I just signed a new client contract that has me working eight hours a day, five days a week for the next four months. This is fantastic for my business but I needed to strategize a healing self care game plan to make it through this next chapter of my success story.
My Healing Self Care Game Plan:
Prioritize: I’ve made “Grow Energy” one of my Key Performance Indicators for my business. The more energy I have, the better I perform and can be of service to my clients. This makes Self-Care a business priority. The key way to grow energy is to Rest.
Schedule: I thrive on schedules. I took a look at things I had already scheduled after my client work day and prioritized what was essential and what was something that could wait until later. My afterwork nap is a non-negotiable.
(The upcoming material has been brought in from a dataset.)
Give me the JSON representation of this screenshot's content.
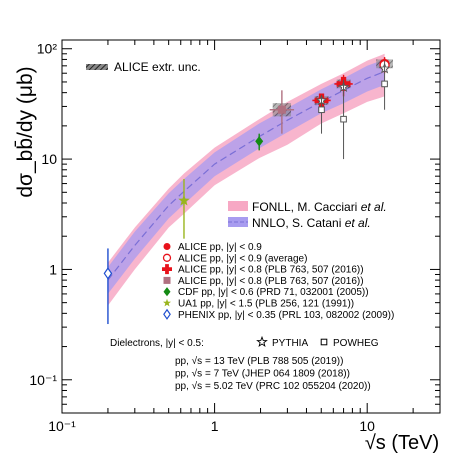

I’ve even been lucky enough to schedule a cat nap or two during lunchtime.
Saying No: The virtual happy hours, get to know you chats and networking calls would have to wait. You need to bring the right energy to a networking call. And if I was running on empty, I wasn’t going to be giving my best and leading with the intention of collaboration and support.
Change Up The Routine: Since I have to take several medications before bed, I had to change up my bedtime routine. I go to bed at the same time each night. I make sure that I eat at a regular hour, stopped reading/watching the news, disconnected from social media and meditate with some deep breathing exercises before I fall asleep. I still have trouble sleeping through the night, but if I do wake up, I return to my deep breathing exercises to get back to sleep. Melatonin has also been helping as well.
I’m still on the mend. I have good days and bad days. But I’ve noticed that the more rest I get- the better I feel. Those doctors were right!
Rest isn’t being lazy. It’s actually a productivity tool. There’s only one of me out there and I’d like her stick around for as long as she can.
I’ve got an empire to build! But first- I nap.